Exploring the chemical and biological interplay in phenanthroline-containing copper complexes
摘要
Copper complexes of 1,10-phenanthroline (phen) and related α-diimines present high potential as antitumor agents. Despite this, their selectivity toward cancer cells still needs improvement, and establishing clear structure–activity relationships for rational design remains elusive. To identify chemical factors that may underlie their biological behavior but remain poorly understood, we investigated the speciation equilibria of Cu-α-diimine-dipeptide systems by potentiometry and assessed how different factors influence their cytotoxic activity in human ovarian cancer cells (A2780 and A2780-cisR). The results indicate that both homoleptic Cu-α-diimine and heteroleptic Cu-α-diimine-dipeptide species are relevant even at the micromolar concentrations used in biological assays. Copper enhances the cytotoxicity of α-diimines in the order neo (2,9-dimethyl-1,10-phenanthroline) > phen > tmp (3,4,7,8-tetramethyl-1,10-phenanthroline), through the formation of complexes expected to predominate in the culture medium and by promoting cellular uptake.

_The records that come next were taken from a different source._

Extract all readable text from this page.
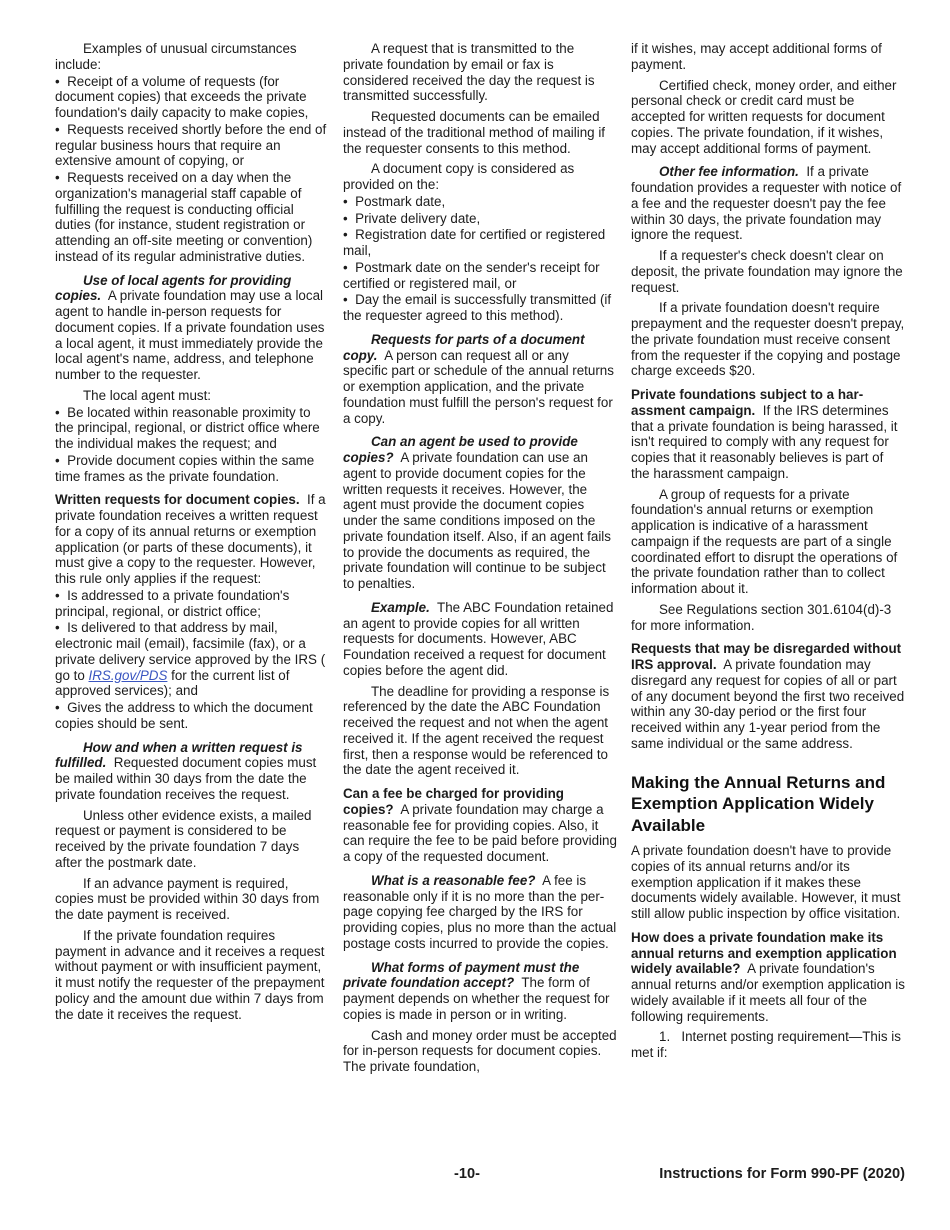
Examples of unusual circumstances include:
•  Receipt of a volume of requests (for document copies) that exceeds the private foundation's daily capacity to make copies,
•  Requests received shortly before the end of regular business hours that require an extensive amount of copying, or
•  Requests received on a day when the organization's managerial staff capable of fulfilling the request is conducting official duties (for instance, student registration or attending an off-site meeting or convention) instead of its regular administrative duties.
Use of local agents for providing copies. A private foundation may use a local agent to handle in-person requests for document copies. If a private foundation uses a local agent, it must immediately provide the local agent's name, address, and telephone number to the requester.
The local agent must:
•  Be located within reasonable proximity to the principal, regional, or district office where the individual makes the request; and
•  Provide document copies within the same time frames as the private foundation.
Written requests for document copies. If a private foundation receives a written request for a copy of its annual returns or exemption application (or parts of these documents), it must give a copy to the requester. However, this rule only applies if the request:
•  Is addressed to a private foundation's principal, regional, or district office;
•  Is delivered to that address by mail, electronic mail (email), facsimile (fax), or a private delivery service approved by the IRS ( go to IRS.gov/PDS for the current list of approved services); and
•  Gives the address to which the document copies should be sent.
How and when a written request is fulfilled. Requested document copies must be mailed within 30 days from the date the private foundation receives the request.
Unless other evidence exists, a mailed request or payment is considered to be received by the private foundation 7 days after the postmark date.
If an advance payment is required, copies must be provided within 30 days from the date payment is received.
If the private foundation requires payment in advance and it receives a request without payment or with insufficient payment, it must notify the requester of the prepayment policy and the amount due within 7 days from the date it receives the request.
A request that is transmitted to the private foundation by email or fax is considered received the day the request is transmitted successfully.
Requested documents can be emailed instead of the traditional method of mailing if the requester consents to this method.
A document copy is considered as provided on the:
•  Postmark date,
•  Private delivery date,
•  Registration date for certified or registered mail,
•  Postmark date on the sender's receipt for certified or registered mail, or
•  Day the email is successfully transmitted (if the requester agreed to this method).
Requests for parts of a document copy. A person can request all or any specific part or schedule of the annual returns or exemption application, and the private foundation must fulfill the person's request for a copy.
Can an agent be used to provide copies? A private foundation can use an agent to provide document copies for the written requests it receives. However, the agent must provide the document copies under the same conditions imposed on the private foundation itself. Also, if an agent fails to provide the documents as required, the private foundation will continue to be subject to penalties.
Example. The ABC Foundation retained an agent to provide copies for all written requests for documents. However, ABC Foundation received a request for document copies before the agent did.
The deadline for providing a response is referenced by the date the ABC Foundation received the request and not when the agent received it. If the agent received the request first, then a response would be referenced to the date the agent received it.
Can a fee be charged for providing copies? A private foundation may charge a reasonable fee for providing copies. Also, it can require the fee to be paid before providing a copy of the requested document.
What is a reasonable fee? A fee is reasonable only if it is no more than the per-page copying fee charged by the IRS for providing copies, plus no more than the actual postage costs incurred to provide the copies.
What forms of payment must the private foundation accept? The form of payment depends on whether the request for copies is made in person or in writing.
Cash and money order must be accepted for in-person requests for document copies. The private foundation,
if it wishes, may accept additional forms of payment.
Certified check, money order, and either personal check or credit card must be accepted for written requests for document copies. The private foundation, if it wishes, may accept additional forms of payment.
Other fee information. If a private foundation provides a requester with notice of a fee and the requester doesn't pay the fee within 30 days, the private foundation may ignore the request.
If a requester's check doesn't clear on deposit, the private foundation may ignore the request.
If a private foundation doesn't require prepayment and the requester doesn't prepay, the private foundation must receive consent from the requester if the copying and postage charge exceeds $20.
Private foundations subject to a harassment campaign. If the IRS determines that a private foundation is being harassed, it isn't required to comply with any request for copies that it reasonably believes is part of the harassment campaign.
A group of requests for a private foundation's annual returns or exemption application is indicative of a harassment campaign if the requests are part of a single coordinated effort to disrupt the operations of the private foundation rather than to collect information about it.
See Regulations section 301.6104(d)-3 for more information.
Requests that may be disregarded without IRS approval. A private foundation may disregard any request for copies of all or part of any document beyond the first two received within any 30-day period or the first four received within any 1-year period from the same individual or the same address.
Making the Annual Returns and Exemption Application Widely Available
A private foundation doesn't have to provide copies of its annual returns and/or its exemption application if it makes these documents widely available. However, it must still allow public inspection by office visitation.
How does a private foundation make its annual returns and exemption application widely available? A private foundation's annual returns and/or exemption application is widely available if it meets all four of the following requirements.
1.   Internet posting requirement—This is met if:
-10-	Instructions for Form 990-PF (2020)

The copper-bound α-diimine in Cu-α-diimine-dipeptide systems proved to be a key factor in cytotoxicity, whereas the coordinated dipeptide modulates it only at short incubation times. Dipeptides can be considered models of biological ligands that interact with Cu-α-diimine species. Indeed, both dipeptides and albumin have minimal effects on the cytotoxicity of Cu-α-diimine systems. The mixed-ligand Cu-α-diimine-dipeptide complexes with neo are the most stable and predominate under simulated biological conditions. Thus, compared with phen and tmp, neo is expected to remain coordinated to copper in biological media, further enhancing its cytotoxicity.